In August 1984, workers cutting through a bog discovered the body of a man who was determined by scientists to have died between 2 B.C. and 199 A.D. The man’s skin, hair, and many of his internal organs had been preserved by the bog, left almost completely intact. He was about 25 years old when he died.
Well-manicured fingernails and a nicely trimmed beard and mustache suggest this man was most probably not involved in intense manual labor. In-depth analysis has revealed that the man’s last meal included unleavened bread made from wheat and barley. Because investigations have been able to procure information on his health, appearance, and how he might have died, this find has allowed researchers to learn more about this person than any other prehistoric man found in the United Kingdom.
But no matter what knowledge this find has supplied archeologists with, one thing is certain: Lindow Man suffered an extremely dreadful demise. He was struck on the head (twice, with a heavy object such as an ax, maybe), and received a brutal blow in the back (perhaps from someone’s knee), which broke one of his ribs. Next, a cord was tied around his neck (which may have strangled him or broke his neck). Lastly, his throat was cut, and he was thrown face down into a pool in the bog.
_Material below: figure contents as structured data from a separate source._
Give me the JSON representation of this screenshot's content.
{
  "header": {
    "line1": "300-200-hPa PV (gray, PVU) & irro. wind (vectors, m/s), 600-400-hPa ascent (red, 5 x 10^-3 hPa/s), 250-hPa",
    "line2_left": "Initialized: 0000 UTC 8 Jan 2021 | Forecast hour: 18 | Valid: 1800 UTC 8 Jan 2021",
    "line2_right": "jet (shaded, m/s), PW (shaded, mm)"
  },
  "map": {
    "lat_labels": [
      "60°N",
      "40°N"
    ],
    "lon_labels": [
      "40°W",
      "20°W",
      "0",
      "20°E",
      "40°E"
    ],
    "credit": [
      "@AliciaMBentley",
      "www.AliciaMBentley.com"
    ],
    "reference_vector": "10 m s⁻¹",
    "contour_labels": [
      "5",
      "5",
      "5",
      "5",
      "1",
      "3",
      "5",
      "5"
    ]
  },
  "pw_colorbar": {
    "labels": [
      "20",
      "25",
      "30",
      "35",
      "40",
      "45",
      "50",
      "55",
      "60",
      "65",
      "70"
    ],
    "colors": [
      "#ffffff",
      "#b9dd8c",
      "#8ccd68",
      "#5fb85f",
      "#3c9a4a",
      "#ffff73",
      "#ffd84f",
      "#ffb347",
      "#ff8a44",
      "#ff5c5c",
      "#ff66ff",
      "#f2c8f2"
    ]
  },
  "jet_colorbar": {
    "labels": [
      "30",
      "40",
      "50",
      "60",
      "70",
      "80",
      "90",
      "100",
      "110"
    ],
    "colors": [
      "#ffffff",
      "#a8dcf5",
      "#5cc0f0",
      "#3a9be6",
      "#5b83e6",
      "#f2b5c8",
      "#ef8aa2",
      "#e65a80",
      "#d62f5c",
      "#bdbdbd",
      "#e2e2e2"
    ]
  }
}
Is Lindow Man proof of a 2,000-year-old homicide or a ritual killing? Some scientists have argued that this man might have been a victim of a human sacrifice carried out by druids.
Know Before You Go
The Lindow Man is occasionally absent while being displayed as part of exhibitions at other national museums or examined by researchers. However, he is part of a permanent collection at the British Museum and can usually be found in gallery "G50/dc26" in the section devoted to British and European history.